Both shocks and struts are responsible for keeping vehicles controllable and reducing body roll and tire movement. Without shocks or struts, handling, braking, and wheel alignment would be impossible. In other words, they keep cars from bouncing on their soft springs by mitigating the “up and down” actions that would otherwise make cars feel like trampolines.
While shock absorbers have only one function, struts serve several:
1. Shock Absorbers
True to their name, shock absorbers are solely responsible for keeping spring and suspension movement in check and thus ensuring that tires are always planted on the ground. They operate thanks to the compression of hydraulic fluid via a piston. Whenever an impact causes the shocks to compress, that fluid offers resistance at a fixed rate in order to maintain a comfortable and stable ride.
Struts do contain shock absorbers, but they are far more comprehensive in their function since they are structural units. In cars with shock absorbers, the springs and steering knuckles are separate parts. In struts, those parts are contained within one unit.
Why Use Struts Vs. Shocks?
As mentioned above, struts combine shock absorbers and coil springs into a single item, so manufacturers can keep costs down by avoiding having to spend on multiple parts. Struts also save on space and make replacements potentially easier.
As for why an automaker might choose to use separate shocks, it might make sense to offer a more interchangeable part. Perhaps the shock is in a sports car that can have multiple types of shocks swapped out depending on the type of ride the owner wants. In addition, shocks can be used in several vehicle types, while a strut would be more specific to a single vehicle style or size.

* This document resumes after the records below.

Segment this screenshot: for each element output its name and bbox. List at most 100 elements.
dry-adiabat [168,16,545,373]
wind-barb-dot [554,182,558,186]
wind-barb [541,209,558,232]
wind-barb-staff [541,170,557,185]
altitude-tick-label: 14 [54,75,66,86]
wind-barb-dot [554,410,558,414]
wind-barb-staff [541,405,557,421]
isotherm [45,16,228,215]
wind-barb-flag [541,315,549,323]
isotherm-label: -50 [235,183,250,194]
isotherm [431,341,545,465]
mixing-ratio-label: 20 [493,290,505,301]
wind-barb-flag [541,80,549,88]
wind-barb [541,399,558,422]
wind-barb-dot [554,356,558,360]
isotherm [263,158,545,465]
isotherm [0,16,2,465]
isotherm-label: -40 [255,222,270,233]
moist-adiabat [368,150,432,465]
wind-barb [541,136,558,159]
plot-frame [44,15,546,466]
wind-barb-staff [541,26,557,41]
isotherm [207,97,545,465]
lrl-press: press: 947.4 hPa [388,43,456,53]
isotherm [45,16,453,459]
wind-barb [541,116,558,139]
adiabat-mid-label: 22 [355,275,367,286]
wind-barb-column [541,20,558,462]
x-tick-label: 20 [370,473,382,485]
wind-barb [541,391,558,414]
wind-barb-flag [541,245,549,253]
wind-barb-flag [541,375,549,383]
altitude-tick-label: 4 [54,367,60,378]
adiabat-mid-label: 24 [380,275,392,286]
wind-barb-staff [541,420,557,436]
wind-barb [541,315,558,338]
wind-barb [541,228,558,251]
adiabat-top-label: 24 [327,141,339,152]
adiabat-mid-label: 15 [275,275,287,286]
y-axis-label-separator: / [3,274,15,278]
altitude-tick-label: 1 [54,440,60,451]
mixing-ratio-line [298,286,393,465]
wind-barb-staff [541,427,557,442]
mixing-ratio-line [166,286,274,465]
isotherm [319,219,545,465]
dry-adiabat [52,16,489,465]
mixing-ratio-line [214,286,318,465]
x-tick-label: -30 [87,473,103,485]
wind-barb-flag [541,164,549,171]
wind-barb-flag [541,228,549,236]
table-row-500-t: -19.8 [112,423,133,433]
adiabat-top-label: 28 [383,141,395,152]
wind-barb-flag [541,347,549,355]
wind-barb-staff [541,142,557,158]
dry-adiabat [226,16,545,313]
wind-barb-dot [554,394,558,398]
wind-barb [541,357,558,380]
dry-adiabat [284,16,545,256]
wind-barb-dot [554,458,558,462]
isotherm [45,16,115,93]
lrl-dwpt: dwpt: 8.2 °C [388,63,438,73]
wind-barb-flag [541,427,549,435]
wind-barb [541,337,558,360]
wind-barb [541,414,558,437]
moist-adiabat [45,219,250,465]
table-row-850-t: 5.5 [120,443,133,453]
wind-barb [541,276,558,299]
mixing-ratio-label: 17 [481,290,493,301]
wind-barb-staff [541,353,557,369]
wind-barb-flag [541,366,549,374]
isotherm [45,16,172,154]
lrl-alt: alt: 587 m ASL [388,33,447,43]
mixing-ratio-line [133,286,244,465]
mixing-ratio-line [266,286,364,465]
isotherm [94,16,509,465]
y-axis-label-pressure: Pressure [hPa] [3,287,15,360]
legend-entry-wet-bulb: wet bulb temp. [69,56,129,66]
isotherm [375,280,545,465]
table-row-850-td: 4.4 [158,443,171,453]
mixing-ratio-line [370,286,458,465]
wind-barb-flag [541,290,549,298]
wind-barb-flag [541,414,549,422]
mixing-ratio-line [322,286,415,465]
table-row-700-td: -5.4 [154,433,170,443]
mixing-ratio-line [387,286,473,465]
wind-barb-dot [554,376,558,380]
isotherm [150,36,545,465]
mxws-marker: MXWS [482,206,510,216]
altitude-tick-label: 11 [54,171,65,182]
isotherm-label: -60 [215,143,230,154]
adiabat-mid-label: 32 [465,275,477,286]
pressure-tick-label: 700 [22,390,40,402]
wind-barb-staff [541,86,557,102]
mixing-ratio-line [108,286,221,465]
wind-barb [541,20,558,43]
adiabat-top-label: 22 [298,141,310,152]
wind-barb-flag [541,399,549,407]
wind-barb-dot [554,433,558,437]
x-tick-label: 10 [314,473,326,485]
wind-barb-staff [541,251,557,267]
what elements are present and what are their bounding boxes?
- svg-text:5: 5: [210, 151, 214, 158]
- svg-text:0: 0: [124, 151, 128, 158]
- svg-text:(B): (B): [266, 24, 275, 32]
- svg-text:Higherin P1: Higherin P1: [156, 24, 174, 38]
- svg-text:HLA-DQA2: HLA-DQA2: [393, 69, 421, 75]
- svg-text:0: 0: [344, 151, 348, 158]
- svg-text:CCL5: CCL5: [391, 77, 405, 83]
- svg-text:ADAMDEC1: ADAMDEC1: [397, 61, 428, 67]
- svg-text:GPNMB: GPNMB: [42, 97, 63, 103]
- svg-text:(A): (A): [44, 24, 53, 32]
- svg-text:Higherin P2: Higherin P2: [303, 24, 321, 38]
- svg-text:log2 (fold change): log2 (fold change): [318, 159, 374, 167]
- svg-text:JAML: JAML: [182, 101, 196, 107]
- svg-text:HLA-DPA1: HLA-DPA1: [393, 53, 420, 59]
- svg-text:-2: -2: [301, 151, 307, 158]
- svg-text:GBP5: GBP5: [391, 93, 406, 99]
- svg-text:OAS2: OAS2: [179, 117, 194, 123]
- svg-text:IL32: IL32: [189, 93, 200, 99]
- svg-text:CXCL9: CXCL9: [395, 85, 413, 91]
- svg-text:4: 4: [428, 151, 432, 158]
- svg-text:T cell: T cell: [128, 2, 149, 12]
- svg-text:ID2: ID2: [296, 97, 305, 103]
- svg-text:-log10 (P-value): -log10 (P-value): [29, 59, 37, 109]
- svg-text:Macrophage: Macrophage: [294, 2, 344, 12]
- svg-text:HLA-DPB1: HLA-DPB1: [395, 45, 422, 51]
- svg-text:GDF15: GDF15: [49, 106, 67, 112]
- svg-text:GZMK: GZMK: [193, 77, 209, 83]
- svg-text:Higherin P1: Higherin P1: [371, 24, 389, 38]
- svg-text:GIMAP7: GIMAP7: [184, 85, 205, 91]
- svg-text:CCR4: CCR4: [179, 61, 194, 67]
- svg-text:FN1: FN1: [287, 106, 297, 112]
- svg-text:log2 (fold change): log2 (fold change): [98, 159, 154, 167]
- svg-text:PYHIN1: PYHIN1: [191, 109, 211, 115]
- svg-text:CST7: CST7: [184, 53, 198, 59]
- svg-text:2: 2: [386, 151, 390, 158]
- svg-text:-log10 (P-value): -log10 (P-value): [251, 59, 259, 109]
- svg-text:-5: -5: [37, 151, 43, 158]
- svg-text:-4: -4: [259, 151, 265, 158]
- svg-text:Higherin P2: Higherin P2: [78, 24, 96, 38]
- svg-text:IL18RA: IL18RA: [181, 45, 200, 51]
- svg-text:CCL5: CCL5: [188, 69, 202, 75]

Replacing Struts and Shocks
If you notice your handling is suffering, your steering response is poor, and your braking is unstable, your shocks or struts might be due for replacement. Your specific vehicle will have a replacement interval specified in the owner’s manual, which can range anywhere from 50,000 to 100,000 miles.
Replacing struts or shocks should be done with great care. Suspension springs are under a lot of tension, so if you accidentally loosen the wrong item, it can cause the spring to come loose with great force. When in doubt, leave the job to your local shop since they can also perform an alignment afterward.
Summary: The difference between shocks and struts is subtle but important. Struts contain the coil springs and steering knuckle, while a shock absorber is a single-function item responsible for taming spring rebound.